2004-04-24 Thread Bob Donnell
If the microcontroller doesn't have a stand-alone async serial port,
it's necessary to bit-bang data in and out.  When doing that there's
no inherent buffering - the microcontroller has to be programmed to
sample (and usually oversample) the incoming data stream to
reconstruct the bits into a byte, which can then be stored.  If the
microcontroller has to accomplish other tasks too, and it doesn't have
enough horsepower, or the programmer wasn't skilled at making it
perform multiple tasks, characters can be lost.  Most current
microcontrollers make this so much easier!

Bob



Re: Question about slow rs232 equipment

2004-04-24 Thread rolfk
A PIC for instance does not have a FIFO for its standard serial port
module. You get a byte in a register and if you are not fast enough
before the next byte is ready things might go wrong. Of course writing
the PIC formware in such a way that it can always deal with the
maximum input rate (for instance 9600 baud = ~1ms per byte) is the
real art here.
Also you can consider handshaking too, although the PIC module does
not have this automatically.

Rolf Kalbermatter



Re: Question about slow rs232 equipment

2004-02-17 Thread Chris_de
Normally there should not be the need to have a delay between the
characters. Are you sure you configured your baudrate correct?
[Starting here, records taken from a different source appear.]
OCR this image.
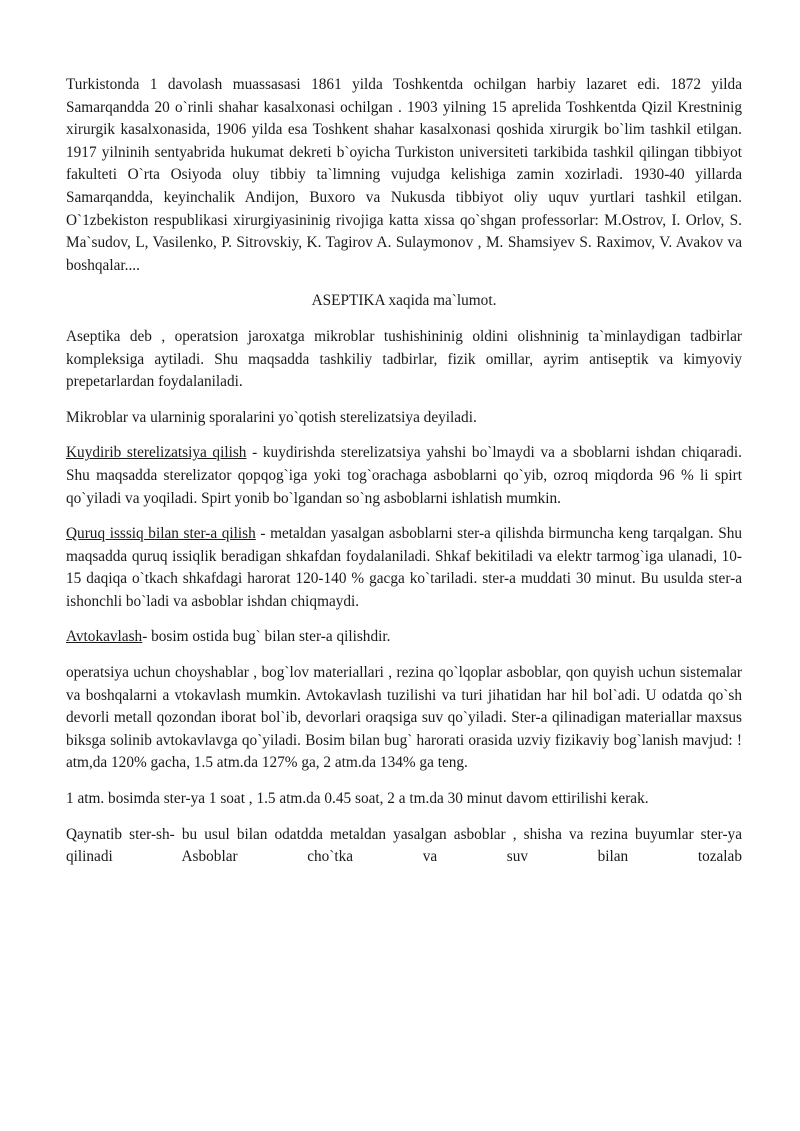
Turkistonda 1 davolash muassasasi 1861 yilda Toshkentda ochilgan harbiy lazaret edi. 1872 yilda Samarqandda 20 o`rinli shahar kasalxonasi ochilgan . 1903 yilning 15 aprelida Toshkentda Qizil Krestninig xirurgik kasalxonasida, 1906 yilda esa Toshkent shahar kasalxonasi qoshida xirurgik bo`lim tashkil etilgan. 1917 yilninih sentyabrida hukumat dekreti b`oyicha Turkiston universiteti tarkibida tashkil qilingan tibbiyot fakulteti O`rta Osiyoda oluy tibbiy ta`limning vujudga kelishiga zamin xozirladi. 1930-40 yillarda Samarqandda, keyinchalik Andijon, Buxoro va Nukusda tibbiyot oliy uquv yurtlari tashkil etilgan. O`1zbekiston respublikasi xirurgiyasininig rivojiga katta xissa qo`shgan professorlar: M.Ostrov, I. Orlov, S. Ma`sudov, L, Vasilenko, P. Sitrovskiy, K. Tagirov A. Sulaymonov , M. Shamsiyev S. Raximov, V. Avakov va boshqalar....

ASEPTIKA xaqida ma`lumot.

Aseptika deb , operatsion jaroxatga mikroblar tushishininig oldini olishninig ta`minlaydigan tadbirlar kompleksiga aytiladi. Shu maqsadda tashkiliy tadbirlar, fizik omillar, ayrim antiseptik va kimyoviy prepetarlardan foydalaniladi.

Mikroblar va ularninig sporalarini yo`qotish sterelizatsiya deyiladi.

Kuydirib sterelizatsiya qilish - kuydirishda sterelizatsiya yahshi bo`lmaydi va a sboblarni ishdan chiqaradi. Shu maqsadda sterelizator qopqog`iga yoki tog`orachaga asboblarni qo`yib, ozroq miqdorda 96 % li spirt qo`yiladi va yoqiladi. Spirt yonib bo`lgandan so`ng asboblarni ishlatish mumkin.

Quruq isssiq bilan ster-a qilish - metaldan yasalgan asboblarni ster-a qilishda birmuncha keng tarqalgan. Shu maqsadda quruq issiqlik beradigan shkafdan foydalaniladi. Shkaf bekitiladi va elektr tarmog`iga ulanadi, 10-15 daqiqa o`tkach shkafdagi harorat 120-140 % gacga ko`tariladi. ster-a muddati 30 minut. Bu usulda ster-a ishonchli bo`ladi va asboblar ishdan chiqmaydi.

Avtokavlash- bosim ostida bug` bilan ster-a qilishdir.

operatsiya uchun choyshablar , bog`lov materiallari , rezina qo`lqoplar asboblar, qon quyish uchun sistemalar va boshqalarni a vtokavlash mumkin. Avtokavlash tuzilishi va turi jihatidan har hil bol`adi. U odatda qo`sh devorli metall qozondan iborat bol`ib, devorlari oraqsiga suv qo`yiladi. Ster-a qilinadigan materiallar maxsus biksga solinib avtokavlavga qo`yiladi. Bosim bilan bug` harorati orasida uzviy fizikaviy bog`lanish mavjud: ! atm,da 120% gacha, 1.5 atm.da 127% ga, 2 atm.da 134% ga teng.

1 atm. bosimda ster-ya 1 soat , 1.5 atm.da 0.45 soat, 2 a tm.da 30 minut davom ettirilishi kerak.

Qaynatib ster-sh- bu usul bilan odatdda metaldan yasalgan asboblar , shisha va rezina buyumlar ster-ya qilinadi Asboblar cho`tka va suv bilan tozalab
Re: Question about slow rs232 equipment

2004-02-17 Thread tmh
I've come across equipment where a certain command needed delays
between characters in order to be recognised, because its
microcontroller was too busy doing something else... Admittedly this
was a product of the company I worked for at the time and was somewhat
funky, but many commercial instruments have been known to show funky
behaviour!



Re: Question about slow rs232 equipment

2004-02-16 Thread shoneill
It's quite easy.  You split the string you want to send into an array
of characters, and then using a for-loop write each character one at a
time, followed by a small wait (whatever your instrument requires).